Ambassador of Chile to El Salvador
- In office 1979–1982
- President: Augusto Pinochet
- Preceded by: Manuel Torres de la Cruz
- Succeeded by: René E. Pérez Negrete

Minister of Housing and Urbanism
- In office 12 September 1973 – 11 July 1974
- President: Augusto Pinochet
- Preceded by: Pedro Felipe Ramírez
- Succeeded by: Arturo Troncoso

Personal details
- Born: 3 July 1920 Cauquenes, Chile
- Died: 8 September 2008 (aged 88) Santiago, Chile
- Spouse: María Teresa Novoa
- Children: Three
- Parent(s): Aníbal Vivero Rodríguez; Ester Ávila Carrasco
- Alma mater: Bernardo O'Higgins Military School
- Profession: Army officer; Political figure

Military service
- Rank: Brigadier General

= Arturo Vivero =

Manuel Arturo Vivero Ávila (3 July 1920 – 8 September 2008) was a Chilean army officer and political figure who served as Minister of Housing and Urbanism (1973–1974) and later as Ambassador to El Salvador (1979–1982) during the Pinochet regime.

== Career ==
A graduate of the Chilean Army academy, Vivero rose to the rank of brigadier general.

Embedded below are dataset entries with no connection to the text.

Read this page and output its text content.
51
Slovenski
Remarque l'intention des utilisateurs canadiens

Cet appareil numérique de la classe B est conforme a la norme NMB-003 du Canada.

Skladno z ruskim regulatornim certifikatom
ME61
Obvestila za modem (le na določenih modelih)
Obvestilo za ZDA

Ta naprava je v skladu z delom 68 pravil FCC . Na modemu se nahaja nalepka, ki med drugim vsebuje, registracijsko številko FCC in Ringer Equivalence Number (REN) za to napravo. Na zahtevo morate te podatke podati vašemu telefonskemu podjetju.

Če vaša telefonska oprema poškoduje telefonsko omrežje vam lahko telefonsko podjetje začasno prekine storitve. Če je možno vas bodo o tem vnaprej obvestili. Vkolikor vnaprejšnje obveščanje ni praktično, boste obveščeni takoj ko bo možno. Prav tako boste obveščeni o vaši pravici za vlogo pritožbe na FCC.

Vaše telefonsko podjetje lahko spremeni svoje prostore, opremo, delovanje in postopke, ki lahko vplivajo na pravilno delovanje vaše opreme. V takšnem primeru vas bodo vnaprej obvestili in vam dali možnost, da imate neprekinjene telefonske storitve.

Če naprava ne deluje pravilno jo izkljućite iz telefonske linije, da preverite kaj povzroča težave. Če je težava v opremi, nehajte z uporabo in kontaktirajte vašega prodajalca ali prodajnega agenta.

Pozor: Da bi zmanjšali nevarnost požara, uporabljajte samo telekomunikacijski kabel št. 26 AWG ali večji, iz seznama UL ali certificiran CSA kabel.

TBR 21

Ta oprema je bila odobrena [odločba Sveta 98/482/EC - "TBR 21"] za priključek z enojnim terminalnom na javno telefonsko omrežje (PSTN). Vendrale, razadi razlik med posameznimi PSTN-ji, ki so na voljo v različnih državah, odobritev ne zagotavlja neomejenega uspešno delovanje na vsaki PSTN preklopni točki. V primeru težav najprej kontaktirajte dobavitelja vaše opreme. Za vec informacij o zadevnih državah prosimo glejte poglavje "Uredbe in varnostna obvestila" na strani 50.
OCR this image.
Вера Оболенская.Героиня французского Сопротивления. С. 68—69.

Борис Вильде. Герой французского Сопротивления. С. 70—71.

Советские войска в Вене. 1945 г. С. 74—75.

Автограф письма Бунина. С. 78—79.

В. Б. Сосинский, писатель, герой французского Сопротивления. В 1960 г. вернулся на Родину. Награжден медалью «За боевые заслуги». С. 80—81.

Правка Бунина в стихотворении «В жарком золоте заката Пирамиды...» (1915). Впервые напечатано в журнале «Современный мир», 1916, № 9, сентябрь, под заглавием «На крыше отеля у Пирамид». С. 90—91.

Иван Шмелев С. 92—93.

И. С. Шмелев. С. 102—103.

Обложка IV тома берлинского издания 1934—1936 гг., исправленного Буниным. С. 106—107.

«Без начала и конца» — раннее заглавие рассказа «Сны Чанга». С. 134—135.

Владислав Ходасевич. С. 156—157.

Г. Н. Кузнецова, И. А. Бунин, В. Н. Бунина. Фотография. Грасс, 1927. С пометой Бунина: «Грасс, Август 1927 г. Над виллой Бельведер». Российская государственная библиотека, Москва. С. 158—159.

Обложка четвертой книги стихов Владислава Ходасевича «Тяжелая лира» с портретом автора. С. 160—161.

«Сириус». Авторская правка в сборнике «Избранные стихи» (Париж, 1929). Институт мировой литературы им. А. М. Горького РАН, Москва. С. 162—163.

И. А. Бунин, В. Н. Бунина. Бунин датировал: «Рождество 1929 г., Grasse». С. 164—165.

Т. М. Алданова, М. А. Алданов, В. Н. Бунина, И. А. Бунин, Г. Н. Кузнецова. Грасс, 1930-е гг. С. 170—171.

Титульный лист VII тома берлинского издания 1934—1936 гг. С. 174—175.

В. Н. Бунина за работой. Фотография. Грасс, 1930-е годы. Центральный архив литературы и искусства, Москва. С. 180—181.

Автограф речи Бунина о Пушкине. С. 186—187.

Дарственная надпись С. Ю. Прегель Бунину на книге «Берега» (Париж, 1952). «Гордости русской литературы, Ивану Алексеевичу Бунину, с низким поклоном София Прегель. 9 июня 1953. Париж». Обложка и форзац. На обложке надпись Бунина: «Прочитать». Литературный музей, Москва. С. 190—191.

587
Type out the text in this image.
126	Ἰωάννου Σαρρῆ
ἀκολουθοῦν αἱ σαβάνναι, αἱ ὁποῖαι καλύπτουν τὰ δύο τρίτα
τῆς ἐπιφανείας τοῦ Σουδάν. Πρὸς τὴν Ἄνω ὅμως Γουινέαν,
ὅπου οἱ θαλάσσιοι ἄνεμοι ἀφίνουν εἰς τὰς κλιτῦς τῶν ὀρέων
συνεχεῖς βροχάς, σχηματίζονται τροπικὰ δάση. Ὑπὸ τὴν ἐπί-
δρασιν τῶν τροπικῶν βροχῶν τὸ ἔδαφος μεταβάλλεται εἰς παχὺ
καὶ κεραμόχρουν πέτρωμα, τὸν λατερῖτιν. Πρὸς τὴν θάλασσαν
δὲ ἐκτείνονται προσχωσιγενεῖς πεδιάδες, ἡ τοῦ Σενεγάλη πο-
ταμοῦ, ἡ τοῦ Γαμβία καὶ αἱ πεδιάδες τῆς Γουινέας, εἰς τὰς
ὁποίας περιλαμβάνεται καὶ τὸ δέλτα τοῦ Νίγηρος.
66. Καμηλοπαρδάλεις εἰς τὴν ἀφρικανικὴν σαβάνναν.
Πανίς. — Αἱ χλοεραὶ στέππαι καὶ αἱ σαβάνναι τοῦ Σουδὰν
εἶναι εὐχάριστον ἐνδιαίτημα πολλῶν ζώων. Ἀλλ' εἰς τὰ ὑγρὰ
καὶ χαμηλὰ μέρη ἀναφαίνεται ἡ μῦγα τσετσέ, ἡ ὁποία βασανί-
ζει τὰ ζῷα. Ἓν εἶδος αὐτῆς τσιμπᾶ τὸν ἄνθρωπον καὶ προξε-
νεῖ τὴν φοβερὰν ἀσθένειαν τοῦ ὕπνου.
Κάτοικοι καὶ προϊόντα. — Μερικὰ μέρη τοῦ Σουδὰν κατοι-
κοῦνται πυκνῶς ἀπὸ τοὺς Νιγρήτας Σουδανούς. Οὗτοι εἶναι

After the 1973 military takeover, he was appointed Minister of Housing and Urbanism, serving until the first cabinet reorganisation in mid-1974.

He later served as director of the State Procurement Office (Dirección de Aprovisionamiento del Estado) from 1977 to 1979, and subsequently as Chilean ambassador to El Salvador from 1979 to 1982.

Vivero died in Santiago in 2008 at age 88.